High write volume. Outbox polling at 100k writes/sec is expensive — the polling query itself becomes load. CDC reads the WAL with zero app load.

Heterogeneous producers. Legacy apps that can’t be modified still produce WAL entries. CDC catches them; outbox requires app changes.

Zero-delay delivery matters. Outbox has polling latency (500ms typical). CDC is near-realtime (10-50ms typical).

Full data replication is the goal. CDC naturally produces a complete stream of changes — great for replicating to data warehouses, search indexes, etc.

You already run Kafka Connect. The operational investment is paid; adding CDC is low marginal cost.

Where CDC is tricky

Events are table-shaped, not business-shaped. “orders UPDATE” is not “OrderPaid” — it’s “these fields changed”. Consumers have to infer business meaning from column diffs. Painful.

Schema changes ripple. Add a column; all consumers see the new field. Rename a column; consumers break. CDC couples consumers to your DB schema, which is the coupling we’re usually trying to avoid with services.

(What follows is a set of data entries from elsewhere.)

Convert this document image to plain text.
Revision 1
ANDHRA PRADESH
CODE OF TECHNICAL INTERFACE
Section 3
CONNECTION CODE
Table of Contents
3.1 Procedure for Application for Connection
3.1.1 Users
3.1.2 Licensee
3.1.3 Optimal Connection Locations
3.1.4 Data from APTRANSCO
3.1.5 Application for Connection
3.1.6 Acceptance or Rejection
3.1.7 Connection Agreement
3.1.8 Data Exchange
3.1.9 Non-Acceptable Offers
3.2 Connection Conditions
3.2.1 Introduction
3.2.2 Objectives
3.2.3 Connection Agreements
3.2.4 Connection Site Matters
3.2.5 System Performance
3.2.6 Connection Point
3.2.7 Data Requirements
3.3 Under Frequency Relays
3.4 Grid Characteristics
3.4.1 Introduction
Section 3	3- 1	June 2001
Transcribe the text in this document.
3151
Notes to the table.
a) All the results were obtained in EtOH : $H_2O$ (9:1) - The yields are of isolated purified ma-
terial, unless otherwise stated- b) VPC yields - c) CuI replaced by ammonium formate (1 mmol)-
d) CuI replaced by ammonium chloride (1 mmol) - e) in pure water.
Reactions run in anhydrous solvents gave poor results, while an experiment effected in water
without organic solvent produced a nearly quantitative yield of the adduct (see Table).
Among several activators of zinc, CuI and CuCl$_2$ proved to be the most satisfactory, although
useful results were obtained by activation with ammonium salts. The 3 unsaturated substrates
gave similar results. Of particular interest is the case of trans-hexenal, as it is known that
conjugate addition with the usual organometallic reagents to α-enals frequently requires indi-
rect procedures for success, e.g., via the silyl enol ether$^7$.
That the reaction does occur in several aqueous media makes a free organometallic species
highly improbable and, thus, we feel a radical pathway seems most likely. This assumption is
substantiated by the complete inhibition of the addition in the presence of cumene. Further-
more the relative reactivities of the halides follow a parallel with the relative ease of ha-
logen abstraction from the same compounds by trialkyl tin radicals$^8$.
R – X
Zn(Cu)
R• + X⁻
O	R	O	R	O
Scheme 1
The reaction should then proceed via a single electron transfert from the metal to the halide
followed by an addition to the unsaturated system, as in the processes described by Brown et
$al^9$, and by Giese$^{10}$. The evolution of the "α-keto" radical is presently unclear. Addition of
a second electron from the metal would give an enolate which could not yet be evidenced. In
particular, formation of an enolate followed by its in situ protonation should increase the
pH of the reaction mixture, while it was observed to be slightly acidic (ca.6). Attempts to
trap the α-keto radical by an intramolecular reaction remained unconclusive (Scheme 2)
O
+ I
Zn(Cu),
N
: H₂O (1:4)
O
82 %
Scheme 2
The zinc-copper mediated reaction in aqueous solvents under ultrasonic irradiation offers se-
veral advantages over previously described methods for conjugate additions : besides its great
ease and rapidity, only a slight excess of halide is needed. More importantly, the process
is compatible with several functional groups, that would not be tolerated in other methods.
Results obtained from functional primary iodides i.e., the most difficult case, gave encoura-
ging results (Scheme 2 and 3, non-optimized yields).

Operational overhead. Debezium requires tuning, WAL slot management, careful handling around database failovers. A whole stack to run.

Doesn’t easily map to domain events. The events are database events, not business events. For domain-driven systems, this feels wrong.

Secrets can leak. WAL includes every column. If your DB has PII or tokens, they end up in Kafka — careful config required.

The hybrid pattern

Some teams use both:

  • Outbox for domain events — hand-crafted, business-shaped, versioned schemas
  • CDC for analytics — raw table changes streamed to data warehouse / search index for BI

This separation aligns each tool with what it’s good at. Domain services publish clean events; analytics infrastructure consumes everything via CDC.

A concrete comparison

Imagine an orders service. Order is placed, needs to notify shipping, billing, search, and data warehouse.

Outbox approach:

  • In the order placement transaction: save order row + save OrderPlacedEvent to outbox
  • Publisher emits orders.placed topic with business-shaped event
  • Shipping, billing subscribe; they get clean OrderPlaced events
  • Search index maintained by a dedicated projection service
  • Data warehouse loaded from orders.placed events

CDC approach:

  • Debezium streams orders table changes to db.orders topic
  • Shipping service consumes, builds its own state
  • Billing service consumes, builds its own state
  • Search index maintained by direct CDC → Elasticsearch sink
  • Data warehouse loaded from CDC stream

Both work. The CDC version couples all consumers to the orders table schema; the outbox version gives you a stable OrderPlaced contract.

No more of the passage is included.